I have loved my new career from day one. In essence, my job is to help businesses, governments and public organizations identify and unravel tough problems through research, interviews with clients, advice from experts, and analysis of data; to structure and test solutions; and to collaborate with clients on plans for implementation. Success requires both developing insightful answers and cultivating deep client relationships. My work is demanding, and my learning curve has a satisfyingly steep upward slope. In three years I have worked on problems in a dozen different industries and functions, and something new is always around the bend. I found scholarship a lonely pursuit and teaching a welcome respite from the solitude of writing and research. Now I work in teams of colleagues and clients, and I love the stimulation and challenges of constant collaboration. At first, I missed teaching, but I have collected a cadre of associates who have worked with me for whom I am now a mentor, and I am a “faculty member” for training programs at McKinsey. My job can be stressful—­the stakes are high, and clients expect top-­quality work—­but I find the rewards are well worth the trade-­offs.

Back when I was a senior at Amherst, a mentor in the history department advised me not to go to graduate school: the path was too long, the prospects too uncertain, he had succeeded only by luck, and conditions had since gotten worse. I asked him for an alternative, and he proposed the private sector. He described the business world as full of brilliant people working hard on tough problems. I scoffed at his suggestion then, but I never forgot it. Twelve years later, during my first year consulting, I sent him a note. I had been working on a project to help an animal health company adapt the deployment of its field sales force to changes in veterinary medicine. I interviewed dozens of vets and salespeople, spent days at the whiteboard synthesizing my findings and problem solving with my team, and personally presented our recommendations to our senior client. I was having so much fun that I could hardly believe it was a job. I thanked my former mentor for his candor all those years ago.

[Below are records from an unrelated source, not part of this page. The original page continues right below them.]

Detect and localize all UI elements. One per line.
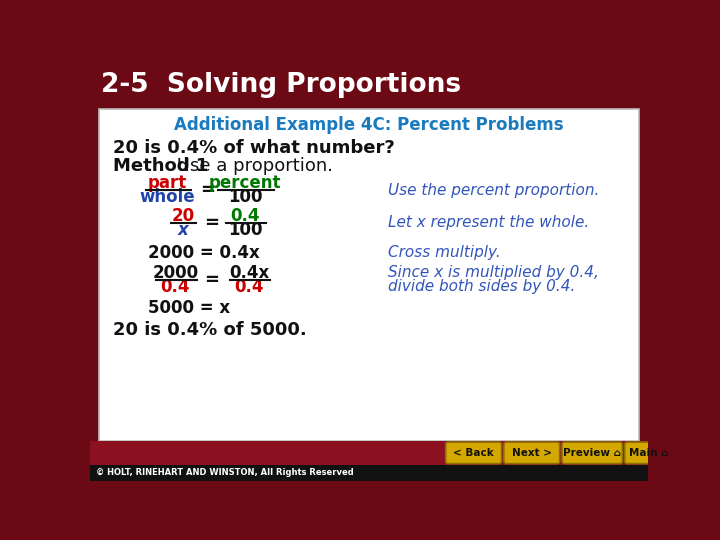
- Text: =: =: [204, 271, 219, 288]
- Text: Use the percent proportion.: Use the percent proportion.: [388, 183, 600, 198]
- Bar: [90, 65, 648, 105]
- Bar: [99, 110, 639, 441]
- FancyBboxPatch shape: [562, 442, 622, 464]
- FancyBboxPatch shape: [446, 442, 502, 464]
- Text: whole: whole: [140, 188, 195, 206]
- Text: Let x represent the whole.: Let x represent the whole.: [388, 215, 590, 230]
- Text: 2000: 2000: [152, 264, 198, 282]
- Text: 0.4x: 0.4x: [229, 264, 269, 282]
- Text: 20 is 0.4% of 5000.: 20 is 0.4% of 5000.: [113, 321, 307, 339]
- Text: 0.4: 0.4: [234, 278, 264, 295]
- Text: 100: 100: [228, 188, 262, 206]
- Text: divide both sides by 0.4.: divide both sides by 0.4.: [388, 279, 576, 294]
- Text: 20 is 0.4% of what number?: 20 is 0.4% of what number?: [113, 139, 395, 157]
- Text: Preview ⌂: Preview ⌂: [563, 448, 621, 458]
- Text: =: =: [200, 181, 215, 199]
- Bar: [90, 465, 648, 481]
- Bar: [90, 441, 648, 465]
- Text: © HOLT, RINEHART AND WINSTON, All Rights Reserved: © HOLT, RINEHART AND WINSTON, All Rights…: [96, 468, 354, 477]
- Text: 20: 20: [171, 207, 194, 225]
- Text: x: x: [178, 220, 189, 239]
- FancyBboxPatch shape: [504, 442, 559, 464]
- Text: =: =: [204, 214, 219, 232]
- Text: 5000 = x: 5000 = x: [148, 299, 230, 317]
- Text: Since x is multiplied by 0.4,: Since x is multiplied by 0.4,: [388, 265, 599, 280]
- Text: 0.4: 0.4: [230, 207, 260, 225]
- Text: 0.4: 0.4: [161, 278, 190, 295]
- FancyBboxPatch shape: [625, 442, 672, 464]
- Text: 100: 100: [228, 220, 262, 239]
- Text: Main ⌂: Main ⌂: [629, 448, 669, 458]
- Text: Method 1: Method 1: [113, 158, 209, 176]
- Text: part: part: [148, 174, 187, 192]
- Text: Cross multiply.: Cross multiply.: [388, 245, 501, 260]
- Text: percent: percent: [209, 174, 282, 192]
- Text: Next >: Next >: [512, 448, 552, 458]
- Text: < Back: < Back: [454, 448, 494, 458]
- Text: Use a proportion.: Use a proportion.: [171, 158, 333, 176]
- Text: 2-5  Solving Proportions: 2-5 Solving Proportions: [101, 72, 461, 98]
- Text: 2000 = 0.4x: 2000 = 0.4x: [148, 244, 260, 262]
- Text: Additional Example 4C: Percent Problems: Additional Example 4C: Percent Problems: [174, 116, 564, 134]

I believe that the experience of getting a PhD made me a better thinker and communicator, and, in turn, a better consultant. I occasionally envy a few friends who stayed in the academy and met with success, but I don’t regret the course I have taken. My passion for history persists as an avocation, if not a vocation, and my training as a historian gives me a unique perspective in the business world.

— is an engagement manager at McKinsey & Company. His book, Western Union and the Creation of the American Corporate Order, 1845–­1893, was published in 2013 by Cambridge University Press.